XU Li-min,TANG Zhen-min,HE Ke-ke,QIAN Bo   

  1. School of Computer,Nanjing University of Science and Technology,Nanjing 210094,China
  • Received:1900-01-01 Revised:1900-01-01 Online:2007-09-21 Published:2007-09-21
  • Contact: XU Li-min

摘要: 为解决采用矢量量化的方法进行说话人识别时出现的失真问题,根据汉语语音的发音特性,提出了将矢量量化与语音特征的聚类技术相结合的方法,在进行矢量量化码书训练之前,先对特征矢量进行聚类筛选。实验结果表明,当测试语音片段长度为4 s时,在保持95%左右识别率下,采用普通矢量量化方法需64码本数,而采用该文方法只需8码本数,降低了8倍。结果说明该方法不但在一定程度上解决了因训练样本不足而引起的失真问题,而且通过方法的改进,实现了采用较低码字数产生较好的识别结果,从而提高识别效率。
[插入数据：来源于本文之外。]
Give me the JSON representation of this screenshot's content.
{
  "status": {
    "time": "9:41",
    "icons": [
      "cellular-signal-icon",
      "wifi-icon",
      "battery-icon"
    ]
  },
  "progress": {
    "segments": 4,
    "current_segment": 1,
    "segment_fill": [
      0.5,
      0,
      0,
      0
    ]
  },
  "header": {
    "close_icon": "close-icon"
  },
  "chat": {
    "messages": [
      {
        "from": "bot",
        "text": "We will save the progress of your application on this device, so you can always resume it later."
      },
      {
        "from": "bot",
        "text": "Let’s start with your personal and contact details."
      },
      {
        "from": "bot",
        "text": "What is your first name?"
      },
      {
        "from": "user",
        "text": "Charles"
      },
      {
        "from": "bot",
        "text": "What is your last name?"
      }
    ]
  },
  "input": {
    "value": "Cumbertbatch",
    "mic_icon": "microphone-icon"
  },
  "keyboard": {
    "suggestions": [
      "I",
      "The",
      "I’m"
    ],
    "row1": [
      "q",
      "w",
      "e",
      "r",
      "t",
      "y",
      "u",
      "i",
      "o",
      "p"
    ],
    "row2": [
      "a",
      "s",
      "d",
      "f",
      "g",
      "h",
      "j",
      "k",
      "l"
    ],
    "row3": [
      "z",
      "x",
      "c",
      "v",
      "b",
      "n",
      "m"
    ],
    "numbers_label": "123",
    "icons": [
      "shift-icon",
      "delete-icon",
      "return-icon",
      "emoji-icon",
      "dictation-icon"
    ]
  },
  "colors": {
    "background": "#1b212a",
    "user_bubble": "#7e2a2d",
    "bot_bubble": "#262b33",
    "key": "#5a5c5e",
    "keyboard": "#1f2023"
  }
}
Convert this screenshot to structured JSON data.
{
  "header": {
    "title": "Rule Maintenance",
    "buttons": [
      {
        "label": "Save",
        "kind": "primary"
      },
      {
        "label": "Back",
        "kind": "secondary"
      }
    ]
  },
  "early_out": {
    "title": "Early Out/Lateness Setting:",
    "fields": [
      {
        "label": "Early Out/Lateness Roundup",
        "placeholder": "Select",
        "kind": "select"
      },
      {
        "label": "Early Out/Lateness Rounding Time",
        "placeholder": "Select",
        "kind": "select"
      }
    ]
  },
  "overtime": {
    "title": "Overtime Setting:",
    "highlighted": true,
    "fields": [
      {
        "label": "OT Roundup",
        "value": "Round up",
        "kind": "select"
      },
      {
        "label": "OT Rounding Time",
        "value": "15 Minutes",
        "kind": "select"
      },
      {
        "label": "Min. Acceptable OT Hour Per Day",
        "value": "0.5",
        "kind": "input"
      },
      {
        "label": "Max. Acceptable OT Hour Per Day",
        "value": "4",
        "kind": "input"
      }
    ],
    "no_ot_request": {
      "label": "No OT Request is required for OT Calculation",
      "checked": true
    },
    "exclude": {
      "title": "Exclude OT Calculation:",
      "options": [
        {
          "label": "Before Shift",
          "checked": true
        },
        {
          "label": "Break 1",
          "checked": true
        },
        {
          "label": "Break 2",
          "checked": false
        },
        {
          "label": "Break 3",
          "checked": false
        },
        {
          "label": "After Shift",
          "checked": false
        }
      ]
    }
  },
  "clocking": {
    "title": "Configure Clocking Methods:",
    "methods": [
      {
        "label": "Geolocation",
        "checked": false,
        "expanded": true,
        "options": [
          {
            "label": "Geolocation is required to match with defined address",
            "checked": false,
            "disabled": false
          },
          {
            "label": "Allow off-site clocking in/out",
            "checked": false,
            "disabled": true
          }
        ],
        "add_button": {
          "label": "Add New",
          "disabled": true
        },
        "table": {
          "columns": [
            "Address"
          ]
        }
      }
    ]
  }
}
关键词: 说话人识别, 矢量量化, 聚类特征, Mel频率倒谱系数

Abstract: In this paper,in order to solve the problem of distortion in speaker recognition with vector quantization,we propose a method in which we apply speaker feature based on speech clustering to vector quantization in speaker recognition.Before codebook training,the training samples of speakers would be clustered and filtrated.The experiment showed that it could reduce the number of codebook from 64 with simple vector quantization to 8 with VQ based on clustering features.The result showed:on the one hand,with the approach,the problem of distortion because of the lack of training samples would be solved to a certain extent,on the other hand,better recognition results would be acquired in lower number of codebook with the approach.In other word,the efficiency of speaker recognition is to be increased.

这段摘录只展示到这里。